Christine T. Wolf is a Research Staff Member at IBM Research – Almaden. Her research leverages ethnographic and participatory-design techniques to study, design, build, and implement data-driven technologies for organizational work practices. Currently, AI sensemaking and explainability are a central focus of her work, driven by a desire to create informative, engaging, and accessible experiences in the “future of work.” She holds a PhD in Information and Computer Sciences from the University of California, Irvine, an MS in Information from the University of Michigan, Ann Arbor, and a JD from Southern Methodist University.

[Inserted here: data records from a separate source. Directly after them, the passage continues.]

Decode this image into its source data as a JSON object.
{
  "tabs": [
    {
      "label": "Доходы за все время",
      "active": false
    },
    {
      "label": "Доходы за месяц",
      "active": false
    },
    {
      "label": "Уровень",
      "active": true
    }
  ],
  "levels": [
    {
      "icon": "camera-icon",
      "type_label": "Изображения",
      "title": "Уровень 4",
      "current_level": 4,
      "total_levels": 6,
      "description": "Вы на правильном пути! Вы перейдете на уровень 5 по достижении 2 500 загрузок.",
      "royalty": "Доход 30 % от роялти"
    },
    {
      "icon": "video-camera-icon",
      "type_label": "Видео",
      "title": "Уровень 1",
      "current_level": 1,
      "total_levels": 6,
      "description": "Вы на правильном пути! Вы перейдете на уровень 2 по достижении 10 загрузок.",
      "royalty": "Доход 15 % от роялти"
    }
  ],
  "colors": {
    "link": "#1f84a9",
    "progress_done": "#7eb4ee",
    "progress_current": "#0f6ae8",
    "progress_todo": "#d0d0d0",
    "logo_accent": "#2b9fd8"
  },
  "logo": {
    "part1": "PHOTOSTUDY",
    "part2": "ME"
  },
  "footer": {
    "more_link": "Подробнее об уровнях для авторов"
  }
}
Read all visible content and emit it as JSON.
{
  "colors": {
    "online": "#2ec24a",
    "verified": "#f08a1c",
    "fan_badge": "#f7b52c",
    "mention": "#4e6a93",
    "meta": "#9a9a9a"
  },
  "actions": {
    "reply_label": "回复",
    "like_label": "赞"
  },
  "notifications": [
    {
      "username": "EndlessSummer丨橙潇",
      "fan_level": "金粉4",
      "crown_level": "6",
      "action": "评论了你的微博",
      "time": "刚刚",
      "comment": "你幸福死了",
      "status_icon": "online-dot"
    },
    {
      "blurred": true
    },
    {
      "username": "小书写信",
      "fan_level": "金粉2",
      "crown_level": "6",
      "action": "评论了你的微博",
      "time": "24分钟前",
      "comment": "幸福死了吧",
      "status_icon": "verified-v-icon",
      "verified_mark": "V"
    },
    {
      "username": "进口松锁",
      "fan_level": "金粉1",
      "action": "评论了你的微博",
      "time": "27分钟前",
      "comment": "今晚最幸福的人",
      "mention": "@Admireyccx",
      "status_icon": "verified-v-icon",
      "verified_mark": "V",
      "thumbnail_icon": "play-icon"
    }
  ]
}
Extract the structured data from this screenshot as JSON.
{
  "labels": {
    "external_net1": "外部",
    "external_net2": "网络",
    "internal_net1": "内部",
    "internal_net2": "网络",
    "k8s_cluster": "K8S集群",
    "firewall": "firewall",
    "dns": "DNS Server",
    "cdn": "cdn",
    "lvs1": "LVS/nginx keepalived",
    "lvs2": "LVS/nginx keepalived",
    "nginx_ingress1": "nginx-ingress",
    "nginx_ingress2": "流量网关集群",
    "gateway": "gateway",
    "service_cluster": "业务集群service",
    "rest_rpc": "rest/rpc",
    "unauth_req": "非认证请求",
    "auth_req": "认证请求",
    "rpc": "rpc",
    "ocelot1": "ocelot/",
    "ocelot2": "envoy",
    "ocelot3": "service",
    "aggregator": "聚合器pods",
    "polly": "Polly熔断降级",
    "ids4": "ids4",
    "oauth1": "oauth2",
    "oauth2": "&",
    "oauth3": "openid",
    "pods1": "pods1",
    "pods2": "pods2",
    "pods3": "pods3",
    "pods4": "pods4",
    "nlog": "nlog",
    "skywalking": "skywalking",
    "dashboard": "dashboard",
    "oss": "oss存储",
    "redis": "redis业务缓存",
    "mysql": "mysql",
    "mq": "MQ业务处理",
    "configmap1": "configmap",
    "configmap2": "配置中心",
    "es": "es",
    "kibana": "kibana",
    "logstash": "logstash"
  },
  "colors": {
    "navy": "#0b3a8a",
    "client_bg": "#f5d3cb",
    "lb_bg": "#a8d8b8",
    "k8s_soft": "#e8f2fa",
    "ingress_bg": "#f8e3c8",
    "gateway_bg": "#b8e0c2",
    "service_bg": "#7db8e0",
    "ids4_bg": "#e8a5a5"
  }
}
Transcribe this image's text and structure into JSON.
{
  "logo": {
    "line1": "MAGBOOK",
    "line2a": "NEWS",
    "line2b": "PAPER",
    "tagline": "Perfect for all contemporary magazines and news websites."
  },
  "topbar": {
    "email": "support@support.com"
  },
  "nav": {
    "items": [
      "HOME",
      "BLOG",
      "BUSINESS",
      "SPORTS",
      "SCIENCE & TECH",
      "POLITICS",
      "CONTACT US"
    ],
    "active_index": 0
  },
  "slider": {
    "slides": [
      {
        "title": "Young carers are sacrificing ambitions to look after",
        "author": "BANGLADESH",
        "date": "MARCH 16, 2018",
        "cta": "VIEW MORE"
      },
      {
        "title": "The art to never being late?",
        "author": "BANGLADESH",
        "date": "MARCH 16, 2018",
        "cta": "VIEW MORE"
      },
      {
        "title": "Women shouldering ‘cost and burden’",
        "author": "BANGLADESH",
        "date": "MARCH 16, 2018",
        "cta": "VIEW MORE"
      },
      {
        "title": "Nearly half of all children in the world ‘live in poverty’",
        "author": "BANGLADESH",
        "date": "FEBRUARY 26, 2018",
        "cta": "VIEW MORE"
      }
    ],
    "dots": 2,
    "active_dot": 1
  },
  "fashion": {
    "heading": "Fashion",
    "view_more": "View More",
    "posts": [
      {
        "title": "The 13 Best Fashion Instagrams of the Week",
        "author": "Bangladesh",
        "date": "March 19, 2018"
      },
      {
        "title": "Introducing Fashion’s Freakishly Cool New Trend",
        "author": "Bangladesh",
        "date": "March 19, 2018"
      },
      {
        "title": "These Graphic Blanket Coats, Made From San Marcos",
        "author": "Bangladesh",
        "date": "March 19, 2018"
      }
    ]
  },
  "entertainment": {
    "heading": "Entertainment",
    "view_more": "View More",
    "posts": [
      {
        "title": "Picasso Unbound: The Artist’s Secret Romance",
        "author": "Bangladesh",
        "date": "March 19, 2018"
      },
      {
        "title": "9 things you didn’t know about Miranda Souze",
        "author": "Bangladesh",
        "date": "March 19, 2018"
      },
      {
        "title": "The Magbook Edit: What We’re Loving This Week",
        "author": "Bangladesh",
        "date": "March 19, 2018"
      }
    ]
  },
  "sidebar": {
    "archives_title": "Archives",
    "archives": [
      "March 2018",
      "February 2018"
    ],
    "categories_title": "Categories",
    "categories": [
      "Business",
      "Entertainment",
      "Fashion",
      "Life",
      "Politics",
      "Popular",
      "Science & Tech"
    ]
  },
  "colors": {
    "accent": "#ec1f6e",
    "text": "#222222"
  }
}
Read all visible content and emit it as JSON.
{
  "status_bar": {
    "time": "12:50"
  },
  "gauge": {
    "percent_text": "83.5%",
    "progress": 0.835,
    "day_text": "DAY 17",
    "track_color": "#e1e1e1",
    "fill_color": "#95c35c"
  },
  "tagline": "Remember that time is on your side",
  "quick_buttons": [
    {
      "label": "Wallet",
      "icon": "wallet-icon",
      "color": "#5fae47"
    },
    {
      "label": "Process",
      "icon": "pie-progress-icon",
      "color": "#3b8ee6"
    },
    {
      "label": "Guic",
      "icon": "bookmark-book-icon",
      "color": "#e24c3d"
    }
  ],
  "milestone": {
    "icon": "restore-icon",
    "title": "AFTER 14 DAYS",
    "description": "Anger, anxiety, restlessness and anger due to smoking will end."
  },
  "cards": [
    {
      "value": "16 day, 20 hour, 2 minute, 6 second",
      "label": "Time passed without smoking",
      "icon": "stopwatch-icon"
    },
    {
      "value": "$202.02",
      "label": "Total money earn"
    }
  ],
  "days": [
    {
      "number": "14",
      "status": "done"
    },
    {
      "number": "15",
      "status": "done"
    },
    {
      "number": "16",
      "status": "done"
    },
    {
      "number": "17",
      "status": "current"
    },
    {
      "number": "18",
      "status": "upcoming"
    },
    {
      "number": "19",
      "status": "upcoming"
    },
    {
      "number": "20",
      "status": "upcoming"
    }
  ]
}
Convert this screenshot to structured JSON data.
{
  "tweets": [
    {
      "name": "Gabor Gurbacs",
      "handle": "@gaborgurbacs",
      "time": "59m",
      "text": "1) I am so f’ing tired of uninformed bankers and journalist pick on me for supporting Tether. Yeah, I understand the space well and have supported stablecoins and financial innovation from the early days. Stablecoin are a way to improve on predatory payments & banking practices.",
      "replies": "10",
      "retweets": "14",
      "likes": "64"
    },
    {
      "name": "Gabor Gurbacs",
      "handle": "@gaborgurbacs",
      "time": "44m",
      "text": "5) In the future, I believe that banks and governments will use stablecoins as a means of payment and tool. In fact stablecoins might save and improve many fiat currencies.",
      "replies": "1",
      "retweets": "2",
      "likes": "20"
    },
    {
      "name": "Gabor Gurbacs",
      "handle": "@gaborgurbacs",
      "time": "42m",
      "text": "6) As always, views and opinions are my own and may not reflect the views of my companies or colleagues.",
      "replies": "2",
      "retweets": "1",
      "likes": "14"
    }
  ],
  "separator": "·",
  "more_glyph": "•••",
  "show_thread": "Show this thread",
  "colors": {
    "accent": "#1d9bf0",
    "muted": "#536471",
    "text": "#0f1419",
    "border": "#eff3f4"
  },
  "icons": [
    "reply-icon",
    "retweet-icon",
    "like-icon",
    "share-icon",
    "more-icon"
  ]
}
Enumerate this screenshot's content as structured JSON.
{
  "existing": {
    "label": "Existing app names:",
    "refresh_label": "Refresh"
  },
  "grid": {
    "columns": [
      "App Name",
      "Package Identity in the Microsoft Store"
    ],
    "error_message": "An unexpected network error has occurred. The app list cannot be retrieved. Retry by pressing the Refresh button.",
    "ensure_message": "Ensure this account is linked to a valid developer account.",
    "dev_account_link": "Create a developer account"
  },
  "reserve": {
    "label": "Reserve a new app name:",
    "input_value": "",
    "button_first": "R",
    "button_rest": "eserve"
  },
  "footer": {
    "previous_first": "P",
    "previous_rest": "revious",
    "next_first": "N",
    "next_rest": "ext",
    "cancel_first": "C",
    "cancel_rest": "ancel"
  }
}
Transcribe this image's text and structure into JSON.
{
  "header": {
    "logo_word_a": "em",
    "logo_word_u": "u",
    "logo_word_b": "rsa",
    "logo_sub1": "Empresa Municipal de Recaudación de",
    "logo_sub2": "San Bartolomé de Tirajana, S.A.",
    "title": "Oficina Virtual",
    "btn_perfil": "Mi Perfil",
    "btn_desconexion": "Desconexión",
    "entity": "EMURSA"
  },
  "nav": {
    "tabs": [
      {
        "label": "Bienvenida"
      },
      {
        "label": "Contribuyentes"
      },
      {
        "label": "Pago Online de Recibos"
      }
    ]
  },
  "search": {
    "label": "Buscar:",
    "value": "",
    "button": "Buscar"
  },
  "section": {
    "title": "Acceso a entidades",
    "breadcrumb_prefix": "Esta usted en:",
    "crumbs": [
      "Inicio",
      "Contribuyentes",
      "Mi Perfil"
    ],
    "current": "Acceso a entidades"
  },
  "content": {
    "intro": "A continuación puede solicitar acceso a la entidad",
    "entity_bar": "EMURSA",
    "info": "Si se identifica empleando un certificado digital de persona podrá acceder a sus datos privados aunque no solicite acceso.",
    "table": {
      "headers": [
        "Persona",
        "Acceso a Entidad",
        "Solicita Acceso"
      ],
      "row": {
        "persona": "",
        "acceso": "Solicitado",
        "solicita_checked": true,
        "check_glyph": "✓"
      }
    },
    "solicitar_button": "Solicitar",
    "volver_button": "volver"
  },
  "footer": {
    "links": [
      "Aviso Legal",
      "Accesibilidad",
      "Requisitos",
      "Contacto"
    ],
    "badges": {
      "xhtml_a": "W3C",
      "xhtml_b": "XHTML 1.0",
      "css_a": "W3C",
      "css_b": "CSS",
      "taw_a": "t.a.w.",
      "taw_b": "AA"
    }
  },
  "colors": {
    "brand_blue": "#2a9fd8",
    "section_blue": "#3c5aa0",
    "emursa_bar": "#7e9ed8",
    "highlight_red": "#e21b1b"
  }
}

Kathryn Ringland, PhD in Informatics from the University of California, Irvine, is a NIH Ruth L. Kirschstein National Research Service Award Postdoctoral Fellow at Northwestern University. Her research interests include studying and designing games, social media, and assistive technology for people with disabilities. Her research contributes to the larger understanding of how people with disabilities experience and interact through social media and games. She also studies how disability is impacted and influenced by people’s other identities and the communities they live in. She is the co-founder of the Kaina Institute for Equitable Research, a non-profit that studies how technology can support people in marginalized communities.